Cameron había sugerido un vestido de cóctel, pero Annie lo miraba preguntándose si tendría valor para ponérselo.
El vestido era muy sencillo, sin mangas y con cuello redondo. Ajustado, aunque no estrecho, pero muy por encima de la rodilla. Era esto último lo que la tenía nerviosa mientras se miraba al espejo. Enseñaba demasiada pierna.
Y decirse a sí misma que la mayoría de las chicas de su edad llevaban vestidos mucho más cortos no ayudaba nada. Ella estaba acostumbrada a las faldas por debajo de la rodilla…
Desgraciadamente, las chicas no estaban en casa, de modo que no podía pedirles opinión. Se habían ido al cine, dejándola sola. Claro que podría ponerse otro vestido, pero no sabía qué iría bien para la ocasión.
Antes de que pudiera decidirse sonó el timbre y Annie miró el reloj de la mesilla. Duncan llegaba con diez minutos de adelanto, de modo que ya no había tiempo de cambiarse.
A toda prisa, se puso los zapatos de tacón e, intentando mantener el equilibrio, fue a abrir la puerta.
Pero el hombre que estaba en el porche no era Duncan y no parecía contento.
– ¿Se puede saber qué has hecho? -le espetó Tim, entrando en la casa-. Maldita sea, Annie, no tienes ningún derecho a obligarme a ingresar en una clínica de rehabilitación.
– Ah, veo que por fin te has decidido a hablar conmigo. Llevo tres días dejándote mensajes en el contestador.
Desde que Duncan y ella habían llegado a «un acuerdo».
Tim la miró, sus ojos azules brillantes de furia.
– No tenías ningún derecho…
– ¿No tengo derecho a ayudarte? Tú te has metido en este aprieto, Tim. Le has robado dinero a tu jefe. ¿Cómo has podido hacer algo así?
Él bajó la mirada.
– Tú no lo entenderías.
– No, desde luego que no lo entendería. Lo que entiendo es que tienes un serio problema. Es esto o la cárcel, Tim.
– Gracias a ti.
Annie se puso en jarras, furiosa.
– Yo no soy quien va a Las Vegas a jugarse un dinero que no es suyo. Y no soy yo quien le dijo a Duncan Patrick que esta casa era tuya. Has robado y has mentido, Tim. Lo has arriesgado todo como un irresponsable…
– Tú eres mi hermana. Se supone que debes ayudarme, no meterme en una institución. ¿Qué diría mamá?
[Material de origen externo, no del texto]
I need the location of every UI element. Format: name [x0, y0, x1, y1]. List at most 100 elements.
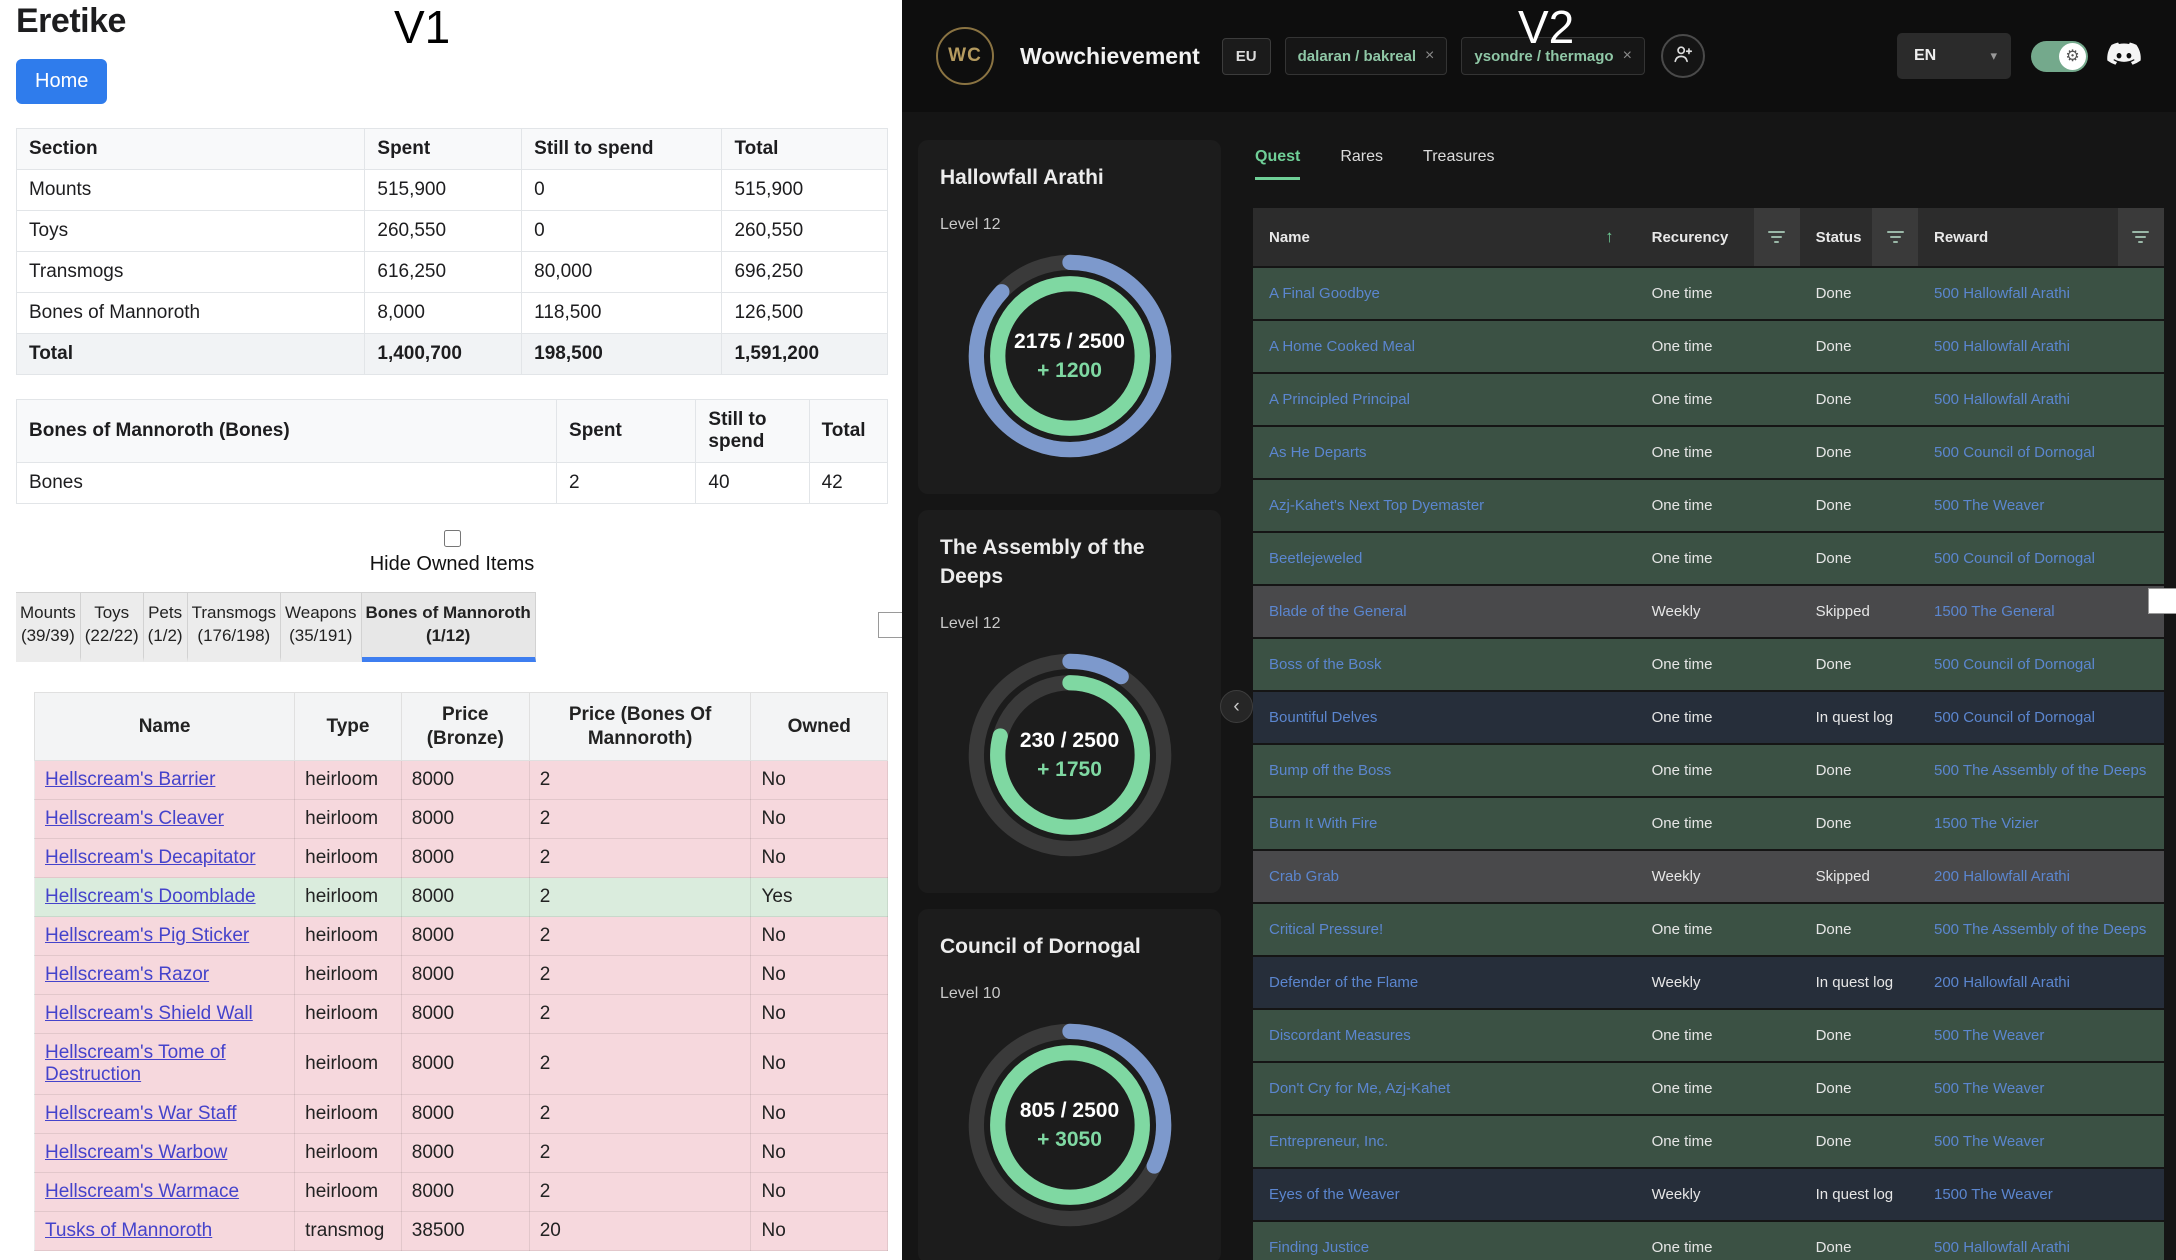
faction-name: Hallowfall Arathi	[940, 166, 1104, 189]
home-button[interactable]: Home	[16, 59, 108, 104]
quest-link[interactable]: Bump off the Boss	[1269, 762, 1392, 779]
character-chip[interactable]: ysondre / thermago ×	[1461, 37, 1645, 75]
item-type-cell: heirloom	[294, 994, 402, 1035]
quest-status-cell: Done	[1815, 338, 1852, 355]
quest-recurrency-cell: One time	[1651, 391, 1713, 408]
reward-link[interactable]: 500 Council of Dornogal	[1934, 444, 2095, 461]
quest-link[interactable]: Finding Justice	[1269, 1239, 1370, 1256]
item-type-cell: heirloom	[294, 1133, 402, 1174]
quest-link[interactable]: A Home Cooked Meal	[1269, 338, 1415, 355]
item-owned-cell: No	[750, 1172, 888, 1213]
reward-link[interactable]: 500 Council of Dornogal	[1934, 550, 2095, 567]
reward-link[interactable]: 1500 The Weaver	[1934, 1186, 2053, 1203]
reward-link[interactable]: 1500 The Vizier	[1934, 815, 2039, 832]
quest-link[interactable]: Discordant Measures	[1269, 1027, 1411, 1044]
quest-link[interactable]: Burn It With Fire	[1269, 815, 1378, 832]
character-chip[interactable]: dalaran / bakreal ×	[1284, 37, 1448, 75]
v1-tab[interactable]: Bones of Mannoroth (1/12)	[361, 592, 536, 662]
sort-ascending-icon[interactable]: ↑	[1605, 227, 1614, 246]
reward-link[interactable]: 500 The Weaver	[1934, 1080, 2045, 1097]
table-row: Mounts 515,900 0 515,900	[15, 169, 888, 211]
quest-link[interactable]: Eyes of the Weaver	[1269, 1186, 1400, 1203]
item-name-cell: Hellscream's Razor	[33, 955, 296, 996]
quest-link[interactable]: A Final Goodbye	[1269, 285, 1380, 302]
quest-link[interactable]: Entrepreneur, Inc.	[1269, 1133, 1389, 1150]
quest-status-cell: Done	[1815, 1133, 1852, 1150]
col-header-recurrency: Recurency	[1651, 228, 1729, 246]
quest-reward-cell: 200 Hallowfall Arathi	[1918, 957, 2164, 1008]
quest-link[interactable]: Azj-Kahet's Next Top Dyemaster	[1269, 497, 1485, 514]
reward-link[interactable]: 200 Hallowfall Arathi	[1934, 868, 2070, 885]
item-price-bones-cell: 2	[528, 955, 752, 996]
reward-link[interactable]: 500 The Weaver	[1934, 497, 2045, 514]
add-character-button[interactable]	[1660, 34, 1705, 78]
reward-link[interactable]: 500 The Assembly of the Deeps	[1934, 762, 2147, 779]
quest-row: Burn It With Fire One time Done 1500 The…	[1253, 798, 2164, 849]
remove-character-icon[interactable]: ×	[1425, 47, 1435, 64]
reward-link[interactable]: 500 Council of Dornogal	[1934, 656, 2095, 673]
quest-reward-cell: 1500 The General	[1918, 586, 2164, 637]
item-link[interactable]: Hellscream's Warmace	[45, 1181, 240, 1203]
item-link[interactable]: Hellscream's Tome of Destruction	[45, 1042, 226, 1086]
v1-tab[interactable]: Mounts (39/39)	[16, 592, 81, 662]
reward-link[interactable]: 500 Hallowfall Arathi	[1934, 1239, 2070, 1256]
reward-link[interactable]: 500 Hallowfall Arathi	[1934, 285, 2070, 302]
item-link[interactable]: Hellscream's Pig Sticker	[45, 925, 250, 947]
v2-tab[interactable]: Quest	[1255, 148, 1301, 180]
item-owned-cell: No	[750, 1033, 888, 1096]
reward-link[interactable]: 500 Hallowfall Arathi	[1934, 338, 2070, 355]
item-link[interactable]: Hellscream's Razor	[45, 964, 210, 986]
bones-header-total: Total	[808, 399, 889, 463]
quest-link[interactable]: Bountiful Delves	[1269, 709, 1378, 726]
quest-link[interactable]: Blade of the General	[1269, 603, 1407, 620]
item-price-bones-cell: 2	[528, 916, 752, 957]
app-header: WC Wowchievement EU dalaran / bakreal × …	[902, 0, 2176, 112]
item-owned-cell: No	[750, 994, 888, 1035]
v1-tab[interactable]: Transmogs (176/198)	[187, 592, 281, 662]
quest-link[interactable]: Defender of the Flame	[1269, 974, 1419, 991]
item-row: Hellscream's Doomblade heirloom 8000 2 Y…	[33, 877, 888, 918]
quest-link[interactable]: Boss of the Bosk	[1269, 656, 1382, 673]
hide-owned-checkbox[interactable]	[443, 530, 461, 547]
quest-link[interactable]: A Principled Principal	[1269, 391, 1410, 408]
discord-icon[interactable]	[2106, 38, 2142, 74]
v1-tab[interactable]: Weapons (35/191)	[281, 592, 362, 662]
reward-link[interactable]: 500 Council of Dornogal	[1934, 709, 2095, 726]
quest-link[interactable]: Beetlejeweled	[1269, 550, 1363, 567]
quest-reward-cell: 500 The Weaver	[1918, 1116, 2164, 1167]
reward-link[interactable]: 500 Hallowfall Arathi	[1934, 391, 2070, 408]
quest-link[interactable]: Critical Pressure!	[1269, 921, 1384, 938]
item-price-bones-cell: 2	[528, 799, 752, 840]
reward-link[interactable]: 1500 The General	[1934, 603, 2055, 620]
v1-tab[interactable]: Pets (1/2)	[143, 592, 188, 662]
language-select[interactable]: EN ▾	[1897, 33, 2011, 79]
theme-toggle[interactable]: ⚙	[2031, 40, 2088, 72]
filter-icon[interactable]	[2117, 208, 2164, 266]
item-link[interactable]: Hellscream's Warbow	[45, 1142, 228, 1164]
filter-icon[interactable]	[1753, 208, 1800, 266]
pane-resize-handle-left[interactable]	[878, 612, 902, 638]
item-link[interactable]: Tusks of Mannoroth	[45, 1220, 213, 1242]
item-link[interactable]: Hellscream's Shield Wall	[45, 1003, 253, 1025]
reward-link[interactable]: 500 The Weaver	[1934, 1133, 2045, 1150]
item-link[interactable]: Hellscream's Doomblade	[45, 886, 256, 908]
v2-tab[interactable]: Treasures	[1423, 148, 1495, 165]
reward-link[interactable]: 200 Hallowfall Arathi	[1934, 974, 2070, 991]
filter-icon[interactable]	[1872, 208, 1918, 266]
reward-link[interactable]: 500 The Weaver	[1934, 1027, 2045, 1044]
item-link[interactable]: Hellscream's Barrier	[45, 769, 216, 791]
pane-resize-handle-right[interactable]	[2148, 588, 2176, 614]
item-link[interactable]: Hellscream's Cleaver	[45, 808, 224, 830]
reward-link[interactable]: 500 The Assembly of the Deeps	[1934, 921, 2147, 938]
quest-link[interactable]: As He Departs	[1269, 444, 1367, 461]
item-link[interactable]: Hellscream's Decapitator	[45, 847, 256, 869]
v1-tab[interactable]: Toys (22/22)	[80, 592, 144, 662]
sidebar-collapse-button[interactable]: ‹	[1220, 690, 1253, 723]
item-owned-cell: No	[750, 916, 888, 957]
quest-link[interactable]: Crab Grab	[1269, 868, 1340, 885]
item-link[interactable]: Hellscream's War Staff	[45, 1103, 237, 1125]
remove-character-icon[interactable]: ×	[1622, 47, 1632, 64]
v2-tab[interactable]: Rares	[1340, 148, 1384, 165]
character-chip-label: ysondre / thermago	[1474, 47, 1614, 65]
quest-link[interactable]: Don't Cry for Me, Azj-Kahet	[1269, 1080, 1451, 1097]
Un golpe bajo, pensó ella, más resignada que furiosa.
– Mamá estaría muy decepcionada contigo. Te diría que es hora de crecer y aceptar tus responsabilidades de una vez.
Tim no parecía afectado en absoluto.
– No tiene por qué ser así. Podrías hipotecar la casa… de todas formas, la mitad es mía.
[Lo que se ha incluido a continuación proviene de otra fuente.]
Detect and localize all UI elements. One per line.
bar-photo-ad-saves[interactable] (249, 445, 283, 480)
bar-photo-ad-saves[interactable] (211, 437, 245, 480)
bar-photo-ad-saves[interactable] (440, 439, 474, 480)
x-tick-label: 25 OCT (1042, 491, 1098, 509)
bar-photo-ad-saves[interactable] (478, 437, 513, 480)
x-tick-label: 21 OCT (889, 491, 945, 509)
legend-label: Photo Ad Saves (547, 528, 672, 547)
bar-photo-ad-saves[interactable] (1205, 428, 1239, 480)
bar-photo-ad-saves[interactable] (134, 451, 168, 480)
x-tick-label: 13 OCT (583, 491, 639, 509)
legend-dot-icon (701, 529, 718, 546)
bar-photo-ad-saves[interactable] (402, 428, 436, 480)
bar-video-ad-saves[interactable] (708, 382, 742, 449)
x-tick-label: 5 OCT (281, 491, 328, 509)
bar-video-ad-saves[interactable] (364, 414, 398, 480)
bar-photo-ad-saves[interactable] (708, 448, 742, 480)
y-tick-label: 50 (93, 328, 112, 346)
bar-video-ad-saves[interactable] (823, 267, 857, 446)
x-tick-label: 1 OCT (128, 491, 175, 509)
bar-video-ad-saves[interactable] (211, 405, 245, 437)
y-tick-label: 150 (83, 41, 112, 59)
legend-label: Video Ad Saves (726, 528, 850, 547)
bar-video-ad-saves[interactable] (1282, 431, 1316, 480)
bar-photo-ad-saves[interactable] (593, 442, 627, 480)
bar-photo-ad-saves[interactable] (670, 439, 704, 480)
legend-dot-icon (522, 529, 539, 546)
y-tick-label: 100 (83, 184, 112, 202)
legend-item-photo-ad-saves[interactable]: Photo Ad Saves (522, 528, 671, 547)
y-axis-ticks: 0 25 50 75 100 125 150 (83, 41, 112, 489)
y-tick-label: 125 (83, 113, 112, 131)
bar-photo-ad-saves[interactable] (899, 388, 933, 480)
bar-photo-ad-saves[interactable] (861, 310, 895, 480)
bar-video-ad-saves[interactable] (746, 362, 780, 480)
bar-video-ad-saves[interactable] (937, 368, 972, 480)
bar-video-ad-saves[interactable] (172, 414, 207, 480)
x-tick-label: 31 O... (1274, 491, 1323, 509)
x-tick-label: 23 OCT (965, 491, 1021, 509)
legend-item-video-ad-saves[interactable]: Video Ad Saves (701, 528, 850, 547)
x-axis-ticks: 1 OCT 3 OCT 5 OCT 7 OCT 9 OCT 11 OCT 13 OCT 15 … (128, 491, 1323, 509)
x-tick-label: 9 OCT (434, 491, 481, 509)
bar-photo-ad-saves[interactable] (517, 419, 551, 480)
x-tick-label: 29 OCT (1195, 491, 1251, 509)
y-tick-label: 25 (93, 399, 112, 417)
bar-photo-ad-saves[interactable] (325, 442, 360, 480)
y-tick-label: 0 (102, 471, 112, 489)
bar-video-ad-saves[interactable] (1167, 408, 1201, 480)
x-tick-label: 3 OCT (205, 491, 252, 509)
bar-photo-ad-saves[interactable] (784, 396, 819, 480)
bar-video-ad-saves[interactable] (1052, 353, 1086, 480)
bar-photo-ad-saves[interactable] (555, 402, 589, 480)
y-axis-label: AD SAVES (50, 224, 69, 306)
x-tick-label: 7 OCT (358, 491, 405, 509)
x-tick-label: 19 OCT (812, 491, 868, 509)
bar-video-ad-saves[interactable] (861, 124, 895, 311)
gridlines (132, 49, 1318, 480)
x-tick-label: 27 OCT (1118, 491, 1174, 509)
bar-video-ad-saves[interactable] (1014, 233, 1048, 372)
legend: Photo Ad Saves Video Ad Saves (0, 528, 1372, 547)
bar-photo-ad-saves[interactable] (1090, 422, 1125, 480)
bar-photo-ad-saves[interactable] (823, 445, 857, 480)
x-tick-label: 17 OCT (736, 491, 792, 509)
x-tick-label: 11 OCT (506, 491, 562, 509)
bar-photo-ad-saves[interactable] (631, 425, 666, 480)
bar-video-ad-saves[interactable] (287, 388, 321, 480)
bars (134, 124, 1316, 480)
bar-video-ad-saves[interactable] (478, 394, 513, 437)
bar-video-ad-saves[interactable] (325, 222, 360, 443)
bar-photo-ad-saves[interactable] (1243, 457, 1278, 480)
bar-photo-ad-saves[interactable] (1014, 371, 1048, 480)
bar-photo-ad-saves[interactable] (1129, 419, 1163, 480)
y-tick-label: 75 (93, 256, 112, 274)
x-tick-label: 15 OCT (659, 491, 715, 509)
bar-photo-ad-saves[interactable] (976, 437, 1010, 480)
– La mitad era tuya -le recordó Annie-. Yo compré tu parte, ¿o es que no te acuerdas? Mira, estoy cansada de discutir contigo. Siempre he cuidado de ti y tú nunca me lo has agradecido ni has intentando cambiar.
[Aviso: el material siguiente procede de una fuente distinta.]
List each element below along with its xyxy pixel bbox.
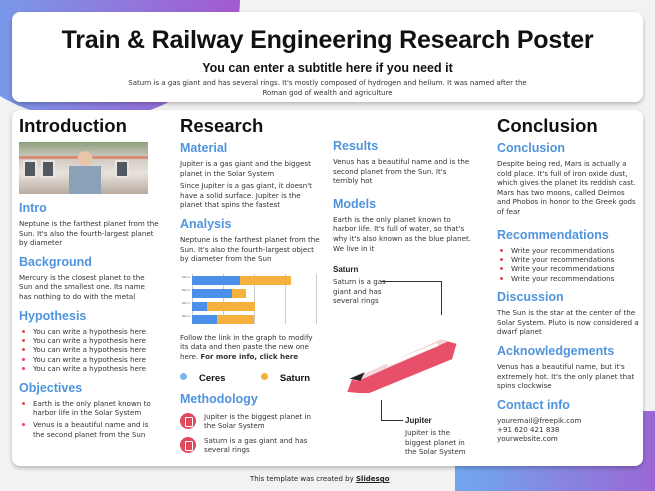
results-text: Venus has a beautiful name and is the se…: [333, 157, 470, 186]
poster-description: Saturn is a gas giant and has several ri…: [128, 79, 527, 97]
methodology-item: Jupiter is the biggest planet in the Sol…: [180, 412, 322, 431]
conclusion-text: Despite being red, Mars is actually a co…: [497, 159, 636, 216]
poster-subtitle: You can enter a subtitle here if you nee…: [202, 61, 453, 75]
discussion-heading: Discussion: [497, 290, 564, 305]
list-item: Write your recommendations: [497, 274, 639, 283]
list-item: You can write a hypothesis here: [19, 336, 159, 345]
list-item: You can write a hypothesis here: [19, 364, 159, 373]
contact-email[interactable]: youremail@freepik.com: [497, 415, 582, 425]
material-heading: Material: [180, 141, 228, 155]
acknowledgements-text: Venus has a beautiful name, but it's ext…: [497, 361, 635, 391]
recommendations-list: Write your recommendations Write your re…: [497, 246, 639, 284]
contact-website[interactable]: yourwebsite.com: [497, 434, 558, 444]
list-item: Write your recommendations: [497, 264, 639, 273]
conclusion-title: Conclusion: [497, 115, 598, 136]
poster-header: Train & Railway Engineering Research Pos…: [12, 12, 643, 102]
list-item: You can write a hypothesis here: [19, 327, 159, 336]
list-item: Write your recommendations: [497, 246, 639, 255]
analysis-text: Neptune is the farthest planet from the …: [180, 234, 320, 264]
objectives-list: Earth is the only planet known to harbor…: [19, 399, 159, 440]
methodology-item: Saturn is a gas giant and has several ri…: [180, 436, 322, 455]
discussion-text: The Sun is the star at the center of the…: [497, 308, 639, 337]
introduction-column: Introduction Intro Neptune is the farthe…: [19, 114, 159, 442]
results-column: Results Venus has a beautiful name and i…: [333, 138, 473, 456]
legend-saturn: Saturn: [279, 372, 310, 384]
background-heading: Background: [19, 254, 92, 269]
hypothesis-heading: Hypothesis: [19, 308, 87, 323]
ceres-legend-dot: [180, 372, 187, 380]
list-item: You can write a hypothesis here: [19, 355, 159, 364]
models-heading: Models: [333, 196, 377, 211]
contact-heading: Contact info: [497, 397, 570, 412]
list-item: Earth is the only planet known to harbor…: [19, 399, 159, 418]
contact-phone: +91 620 421 838: [497, 424, 560, 434]
poster-body: Introduction Intro Neptune is the farthe…: [12, 110, 643, 466]
recommendations-heading: Recommendations: [497, 227, 609, 242]
jupiter-callout-text: Jupiter is the biggest planet in the Sol…: [405, 428, 466, 457]
material-text-2: Since Jupiter is a gas giant, it doesn't…: [180, 181, 312, 210]
list-item: You can write a hypothesis here: [19, 345, 159, 354]
conclusion-column: Conclusion Conclusion Despite being red,…: [497, 114, 639, 443]
research-title: Research: [180, 115, 264, 136]
results-heading: Results: [333, 139, 379, 153]
acknowledgements-heading: Acknowledgements: [497, 343, 615, 358]
models-text: Earth is the only planet known to harbor…: [333, 214, 472, 253]
objectives-heading: Objectives: [19, 380, 83, 395]
saturn-legend-dot: [260, 372, 268, 380]
intro-text: Neptune is the farthest planet from the …: [19, 219, 159, 248]
hypothesis-list: You can write a hypothesis here You can …: [19, 327, 159, 374]
document-icon: [180, 412, 196, 429]
jupiter-callout-label: Jupiter: [405, 416, 432, 425]
footer-credit: This template was created by Slidesgo: [250, 475, 390, 483]
stacked-bar-chart[interactable]: Item 1 Item 2 Item 3 Item 4: [180, 273, 320, 330]
high-speed-train-illustration: [347, 339, 457, 393]
chart-note: Follow the link in the graph to modify i…: [180, 332, 313, 361]
chart-legend: Ceres Saturn: [180, 366, 310, 385]
background-text: Mercury is the closest planet to the Sun…: [19, 272, 145, 301]
material-text-1: Jupiter is a gas giant and the biggest p…: [180, 159, 311, 178]
saturn-callout-label: Saturn: [333, 265, 359, 275]
list-item: Write your recommendations: [497, 255, 639, 264]
train-passenger-photo: [19, 142, 148, 194]
more-info-link[interactable]: For more info, click here: [200, 351, 299, 361]
network-icon: [180, 436, 196, 453]
list-item: Venus is a beautiful name and is the sec…: [19, 420, 159, 439]
conclusion-heading: Conclusion: [497, 141, 566, 155]
analysis-heading: Analysis: [180, 216, 232, 231]
intro-heading: Intro: [19, 201, 47, 215]
introduction-title: Introduction: [19, 115, 127, 136]
methodology-heading: Methodology: [180, 391, 258, 406]
saturn-callout-text: Saturn is a gas giant and has several ri…: [333, 277, 386, 306]
poster-title: Train & Railway Engineering Research Pos…: [61, 26, 594, 54]
slidesgo-link[interactable]: Slidesgo: [355, 475, 390, 483]
legend-ceres: Ceres: [199, 372, 226, 384]
research-column: Research Material Jupiter is a gas giant…: [180, 114, 322, 455]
– Tienes que hipotecar la casa -insistió él, dando un paso adelante-. Tienes que hacerlo quieras o no. ¿Me oyes?
Annie lo miró, sorprendida. Pero antes de que pudiese decir nada, Duncan entró en el salón.
– ¡McCoy!
Tim se volvió para mirar a su jefe.
– ¿Qué hace aquí? -exclamó, perplejo.
– Tengo una cita con tu hermana.
– ¿Vas a salir con él, Annie?
Ella asintió con la cabeza y Tim sonrió, con expresión amarga.
– Ah, claro, ahora lo entiendo todo. A mí me encierras en una clínica mientras tú lo pasas bien. Qué bonito. Y luego dices que lo haces por mí…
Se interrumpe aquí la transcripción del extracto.